The first time I casually mentioned I wasn’t planning to breastfeed, I got an hour-long lecture about how formula was poison—complete with the charming observation that, since small boobs make less milk, I’d be absolutely fine. The woman doing the lecturing—a friend of a friend I had only met once before—finished by admitting that, for her, breastfeeding had been physically painful, emotionally punishing, and terrible for her marriage. “But,” she said, “it’s one of my biggest accomplishments.”
This was a few months into my first pregnancy, and suddenly horror stories about breastfeeding were everywhere. Friends told me about weeping as they pumped, glaring at their snoring husbands, white-knuckling their way through mastitis to squeeze out every last drop. Around 70.3 percent of mothers report breastfeeding difficulties—cracked nipples, fatigue, low supply. About 10 percent of American women who are nursing get mastitis, a painful inflammation of the breast tissue. And then there’s dysphoric milk ejection reflex—a particularly bleak condition that causes some women to experience rage, anxiety, and dread while lactating.

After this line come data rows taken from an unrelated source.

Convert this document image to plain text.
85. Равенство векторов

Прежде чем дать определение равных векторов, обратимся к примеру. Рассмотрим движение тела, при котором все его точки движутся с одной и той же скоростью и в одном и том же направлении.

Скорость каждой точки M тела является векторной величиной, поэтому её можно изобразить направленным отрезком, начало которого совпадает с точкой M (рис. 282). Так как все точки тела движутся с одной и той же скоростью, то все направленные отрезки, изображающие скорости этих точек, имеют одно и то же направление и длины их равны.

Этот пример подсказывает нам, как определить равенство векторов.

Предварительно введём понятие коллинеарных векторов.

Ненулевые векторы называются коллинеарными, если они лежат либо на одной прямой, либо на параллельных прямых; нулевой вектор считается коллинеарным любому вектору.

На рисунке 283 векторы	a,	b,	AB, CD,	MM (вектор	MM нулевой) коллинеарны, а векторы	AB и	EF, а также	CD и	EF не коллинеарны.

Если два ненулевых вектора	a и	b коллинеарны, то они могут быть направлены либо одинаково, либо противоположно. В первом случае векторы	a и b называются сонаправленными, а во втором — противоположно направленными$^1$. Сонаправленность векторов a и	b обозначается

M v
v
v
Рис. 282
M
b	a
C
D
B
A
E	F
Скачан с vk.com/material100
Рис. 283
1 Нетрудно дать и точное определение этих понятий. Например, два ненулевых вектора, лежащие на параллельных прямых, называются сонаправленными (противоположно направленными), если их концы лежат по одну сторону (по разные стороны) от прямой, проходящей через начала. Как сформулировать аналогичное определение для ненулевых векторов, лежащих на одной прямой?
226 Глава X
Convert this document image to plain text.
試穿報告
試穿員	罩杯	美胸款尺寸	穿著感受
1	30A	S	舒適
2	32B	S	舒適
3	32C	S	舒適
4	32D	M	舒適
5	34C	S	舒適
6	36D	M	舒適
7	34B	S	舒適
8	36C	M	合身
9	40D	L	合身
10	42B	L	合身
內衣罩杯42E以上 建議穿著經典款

All in all, 60 percent of women stop breastfeeding sooner than they had planned to. Sure, I had a couple friends who took to it straightaway. There are women who find it easy and convenient, even joyful. Lucky them! And I heard from women who chose to push through the difficulty because it feels worth it.
But I decided that breastfeeding simply was not going to be my thing. After a Las Vegas honeymoon at 25 followed by a botched attempt at natural family planning, I wanted to control the few things I could.
And so I was initiated into one of the most toxic debates in the momosphere: breast milk versus formula.